I don't know about natural grace in this discussion. Good things do bring pleasure. Evil things are corruptions of good things and so bring pleasure. But happiness and satisfaction? I am not sure. If sin brings misery, one would think that its misery would cast a shadow over whatever "happiness" the sinner experiences; one need not assume the sinner is living a life of "base hedonism" or "crushing despondency."

We keep talking about "real" and "true" happiness and satisfaciton. I wonder how one distinguishes between that and the "happiness" and "satisfaction" that the sinner finds with sin? It seems "objective misery" might still be the key to understanding this.
 
I don't know about natural grace in this discussion. Good things do bring pleasure. Evil things are corruptions of good things and so bring pleasure. But happiness and satisfaction? I am not sure. If sin brings misery, one would think that its misery would cast a shadow over whatever "happiness" the sinner experiences; one need not assume the sinner is living a life of "base hedonism" or "crushing despondency."

We keep talking about "real" and "true" happiness and satisfaciton. I wonder how one distinguishes between that and the "happiness" and "satisfaction" that the sinner finds with sin? It seems "objective misery" might still be the key to understanding this.


Misery is subjective. I'm miserable watching a certain movie; the person next to me is in the tenth heaven. There's nothing "objectively miserable" about the experience of watching this movie just because I hate it -- or even because (we'll say) God hates it. If a sinner doesn't know he's miserable, then he isn't. Now it's true that misery is sometimes understood as a condition of being (squalor, ignorance, ignominy, etc) rather than the absence of happiness per se, and in this sense I suppose we could say that sinners are objectively miserable. But the happiness of sinners is what this thread is concerned with, and so misery for our purposes -- the absence of happiness -- really can't be objective.

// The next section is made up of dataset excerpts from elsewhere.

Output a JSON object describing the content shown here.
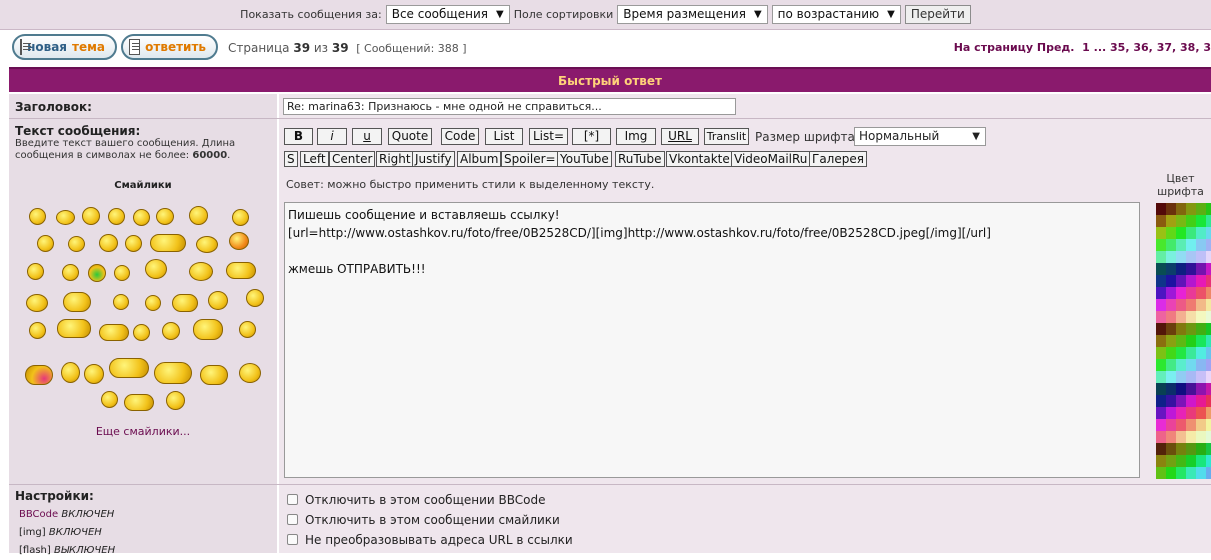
{
  "sortbar": {
    "show_label": "Показать сообщения за:",
    "show_value": "Все сообщения",
    "sort_label": "Поле сортировки",
    "sort_value": "Время размещения",
    "order_value": "по возрастанию",
    "go_label": "Перейти"
  },
  "actions": {
    "new_topic_a": "новая",
    "new_topic_b": "тема",
    "reply": "ответить"
  },
  "pageinfo": {
    "page_word": "Страница",
    "page_current": "39",
    "of_word": "из",
    "page_total": "39",
    "messages": "[ Сообщений: 388 ]"
  },
  "pager": {
    "label": "На страницу",
    "prev": "Пред.",
    "first": "1",
    "dots": "...",
    "pages": [
      "35",
      "36",
      "37",
      "38",
      "3"
    ]
  },
  "quick_reply": {
    "title": "Быстрый ответ"
  },
  "subject": {
    "label": "Заголовок:",
    "value": "Re: marina63: Признаюсь - мне одной не справиться..."
  },
  "message": {
    "label": "Текст сообщения:",
    "hint_line1": "Введите текст вашего сообщения. Длина",
    "hint_line2_prefix": "сообщения в символах не более:",
    "hint_limit": "60000",
    "hint_dot": ".",
    "smileys_label": "Смайлики",
    "more_smileys": "Еще смайлики...",
    "tip": "Совет: можно быстро применить стили к выделенному тексту.",
    "text": "Пишешь сообщение и вставляешь ссылку!\n[url=http://www.ostashkov.ru/foto/free/0B2528CD/][img]http://www.ostashkov.ru/foto/free/0B2528CD.jpeg[/img][/url]\n\nжмешь ОТПРАВИТЬ!!!"
  },
  "toolbar": {
    "row1": [
      "B",
      "i",
      "u",
      "Quote",
      "Code",
      "List",
      "List=",
      "[*]",
      "Img",
      "URL",
      "Translit"
    ],
    "font_size_label": "Размер шрифта:",
    "font_size_value": "Нормальный",
    "row2": [
      "S",
      "Left",
      "Center",
      "Right",
      "Justify",
      "Album",
      "Spoiler=",
      "YouTube",
      "RuTube",
      "Vkontakte",
      "VideoMailRu",
      "Галерея"
    ]
  },
  "color": {
    "label_line1": "Цвет",
    "label_line2": "шрифта"
  },
  "settings": {
    "label": "Настройки:",
    "bbcode_name": "BBCode",
    "bbcode_state": "ВКЛЮЧЕН",
    "img_name": "[img]",
    "img_state": "ВКЛЮЧЕН",
    "flash_name": "[flash]",
    "flash_state": "ВЫКЛЮЧЕН",
    "options": [
      "Отключить в этом сообщении BBCode",
      "Отключить в этом сообщении смайлики",
      "Не преобразовывать адреса URL в ссылки"
    ]
  },
  "colors": {
    "header_bg": "#8a1a6d",
    "header_text": "#ffd27a",
    "link": "#6b0b4f",
    "panel": "#e7dde5"
  }
}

Sin produces ultimate misery, but a huge share of natural grace (kindness, loyalty, justice, temperance, prudence, etc), along with an exceptionally well ordered mind, can make the life of a sinner less miserable than the life of the average Christian, who is (probably) painfully conscious of his sin, and who may not necessarily have a mind quite as well ordered as some of his non-Christian fellow creatures. The Christian's misery may be mitigated by a consciousness of God and a hope for the next world, but these things co-exist with his misery rather than replace it.

In the end, temporal happiness will come to nothing. But let's not assume that temporal happiness for the lost, while it lasts, is purely illusory. Grace touches the elect and the non-elect, and grace is a powerful thing even when it doesn't lead to justification.
 
ThomasT said:
Misery is subjective.
When I made the statement about misery being objective, I was running off the idea brought up earlier that "happiness" is "flourishing."

Anyway, the Scriptures do state that there is blessedness in keeping God's commands, even in the present. If happiness can be had without keeping God's law, how does one reconcile that with the Scriptures? Or what about the catechism, which speaks of sinners being in an estate of misery? Or the old phrase that "happiness is holiness" (suggesting that sin is misery)? (Edit: Framing the question of the OP in this way suggests to me the answer might lie in something like Boston's Fourfold State of Man.)